I’m a Learning Technologist based in Edinburgh Law School, but over the last few months I’ve been working for a day a week with the team in Information Services on the Learn Foundations project.
Any time of change is a good point to take stock and analyse what we’re doing. So, as part of the process of moving content from the Phase 1 Schools’ 2018/19 courses to the new Learn Foundations template ready for the start of the 2019/20 academic year, I was keen to take the opportunity to explore the kinds of questions above.
One of my suggestions was to create a ‘map’ of the existing content in each course before then deciding where it would fit into the new course template. Laying it all out (in a spreadsheet, naturally) in this way might seem ponderous – surely with limited resources it would be best just to get on and do the moving, rather than meticulously logging every minute detail?

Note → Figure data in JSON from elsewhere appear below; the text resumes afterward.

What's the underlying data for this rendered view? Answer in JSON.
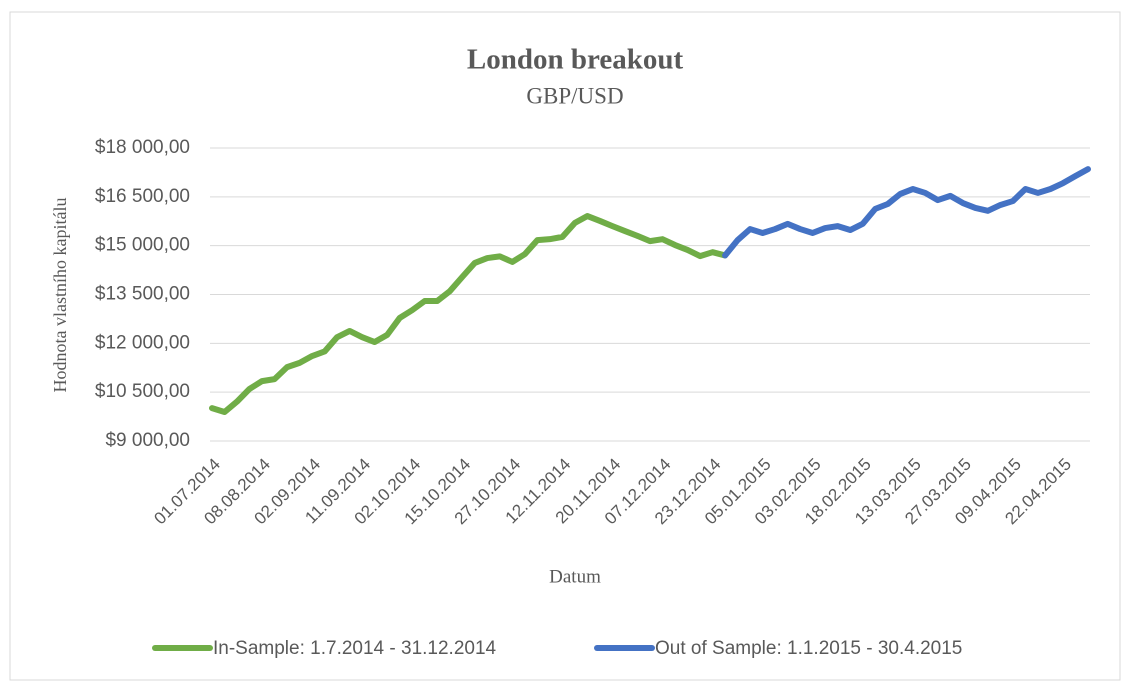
{
  "chart_data": {
    "type": "line",
    "title": "London breakout",
    "subtitle": "GBP/USD",
    "x_label": "Datum",
    "y_label": "Hodnota vlastního kapitálu",
    "categories": [
      "01.07.2014",
      null,
      null,
      null,
      "08.08.2014",
      null,
      null,
      null,
      "02.09.2014",
      null,
      null,
      null,
      "11.09.2014",
      null,
      null,
      null,
      "02.10.2014",
      null,
      null,
      null,
      "15.10.2014",
      null,
      null,
      null,
      "27.10.2014",
      null,
      null,
      null,
      "12.11.2014",
      null,
      null,
      null,
      "20.11.2014",
      null,
      null,
      null,
      "07.12.2014",
      null,
      null,
      null,
      "23.12.2014",
      null,
      null,
      null,
      "05.01.2015",
      null,
      null,
      null,
      "03.02.2015",
      null,
      null,
      null,
      "18.02.2015",
      null,
      null,
      null,
      "13.03.2015",
      null,
      null,
      null,
      "27.03.2015",
      null,
      null,
      null,
      "09.04.2015",
      null,
      null,
      null,
      "22.04.2015",
      null,
      null
    ],
    "series": [
      {
        "name": "In-Sample: 1.7.2014 - 31.12.2014",
        "color": "#70ad47",
        "values": [
          10010,
          9890,
          10210,
          10600,
          10840,
          10900,
          11270,
          11400,
          11610,
          11750,
          12190,
          12380,
          12190,
          12040,
          12260,
          12780,
          13020,
          13300,
          13300,
          13600,
          14040,
          14470,
          14620,
          14670,
          14500,
          14740,
          15170,
          15200,
          15270,
          15700,
          15910,
          15760,
          15600,
          15450,
          15300,
          15140,
          15200,
          15020,
          14870,
          14680,
          14800,
          14700,
          null,
          null,
          null,
          null,
          null,
          null,
          null,
          null,
          null,
          null,
          null,
          null,
          null,
          null,
          null,
          null,
          null,
          null,
          null,
          null,
          null,
          null,
          null,
          null,
          null,
          null,
          null,
          null,
          null
        ]
      },
      {
        "name": "Out of Sample: 1.1.2015 - 30.4.2015",
        "color": "#4472c4",
        "values": [
          null,
          null,
          null,
          null,
          null,
          null,
          null,
          null,
          null,
          null,
          null,
          null,
          null,
          null,
          null,
          null,
          null,
          null,
          null,
          null,
          null,
          null,
          null,
          null,
          null,
          null,
          null,
          null,
          null,
          null,
          null,
          null,
          null,
          null,
          null,
          null,
          null,
          null,
          null,
          null,
          null,
          14700,
          15170,
          15510,
          15390,
          15510,
          15670,
          15510,
          15390,
          15540,
          15600,
          15480,
          15670,
          16130,
          16280,
          16590,
          16740,
          16620,
          16400,
          16530,
          16310,
          16160,
          16070,
          16250,
          16370,
          16740,
          16620,
          16740,
          16920,
          17140,
          17350
        ]
      }
    ],
    "ylim": [
      9000,
      18000
    ],
    "yticks": [
      {
        "value": 9000,
        "label": "$9 000,00"
      },
      {
        "value": 10500,
        "label": "$10 500,00"
      },
      {
        "value": 12000,
        "label": "$12 000,00"
      },
      {
        "value": 13500,
        "label": "$13 500,00"
      },
      {
        "value": 15000,
        "label": "$15 000,00"
      },
      {
        "value": 16500,
        "label": "$16 500,00"
      },
      {
        "value": 18000,
        "label": "$18 000,00"
      }
    ],
    "grid": true,
    "legend": "bottom"
  }
}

In practice, though, going through this exercise allowed us to track the whole migration process (not insignificant, given that 10 student interns were working alongside multiple staff members with varying courses across seven areas of the University). Perhaps more significantly, though, assembling this data also gave us the chance to look in some depth at what is really in those courses in the VLE, and produce some interesting and useful statistics and visualisations to help raise awareness and drive change.

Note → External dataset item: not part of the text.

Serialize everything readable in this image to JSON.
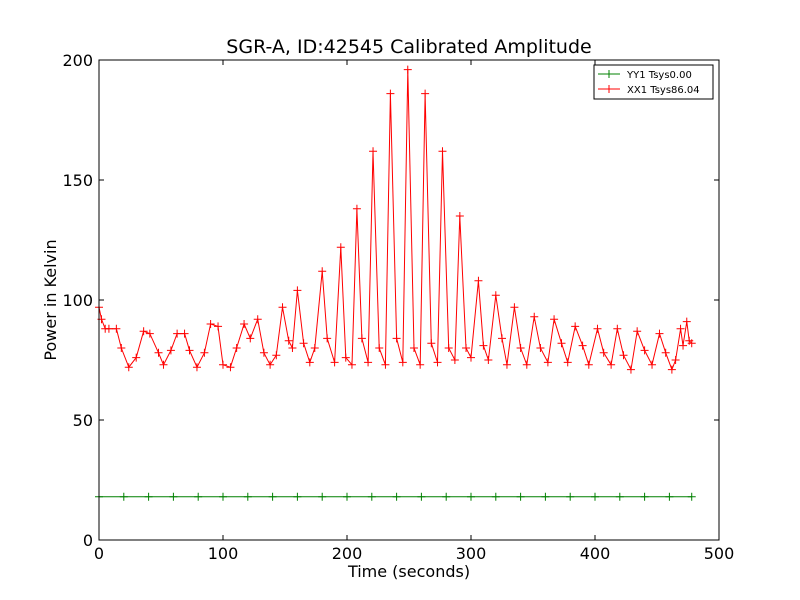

We asked the Learn Foundations student interns to log and tag information about the following:
- Course menu items (including the names used).
- Course structure (including information about the various levels of the hierarchy present in the course).
- Content item type (whether each item logged is a file, a folder, a web link, a piece of text, an image or something else).
- Content learning type (how the item fits into the six categories of learning types identified by the ABC learning design framework: Acquisition, Production, Discussion, Collaboration, Investigation and Practice).
Once the numbers were in, we were able to analyse aspects of each course, and compare courses across schools, in areas such as:
- Course ‘width’ (how many menu items are there?)
- Course ‘depth’ (how many folders do students have to click through to get to the content, and how much of the course material is at each level down?)
- Course ‘weight’ (how much content is there in the course, overall?)
We were also able to visualise data to allow comparison of courses across each School or Deanery, showing:
- Content types (what proportion of the VLE content is documents, inline content, web links, tools, etc.?)
- Terminology used (how many different terms are used in navigation where one standard term would make things clearer and more consistent?)
- Learning types (what does each course, as well as a statistical ‘average’ course in the school look like, in terms of the makeup of learning types present?)
Once this had been completed, the decision was made to further extend the scope of this data collecting exercise to take in a spot-check of some of the course materials, to see how accessible they were against various measures.
The results of these exercises have given some valuable insights that the project can feed back to each School or Deanery that participated in Phase 1.
As so often with statistics, the numbers throw up a lot of further questions for academic colleagues, which they might not otherwise have considered, such as:
- If a large amount of content was identified, could this be better organised?
- What is a manageable amount of content for one course?
- Why do things vary so much from course to course?
- If course materials and learning types identified are predominantly didactic, how could we use the VLE differently to increase the variety of learning experiences?
- What would be an ideal balance of the six learning types in a course?
- How can we ensure all our content is accessible?
- How can we share good practice with our colleagues, and ensure consistency and quality of experience across Schools and Colleges?
For me, as a Learning Technologist, it is working with colleagues to explore possible answers to these kinds of questions, bringing together pedagogical and technological solutions, that I’m passionate about, and having this kind of detailed information to help start those conversations in an informed way is a real benefit of being part of the Learn Foundations Project.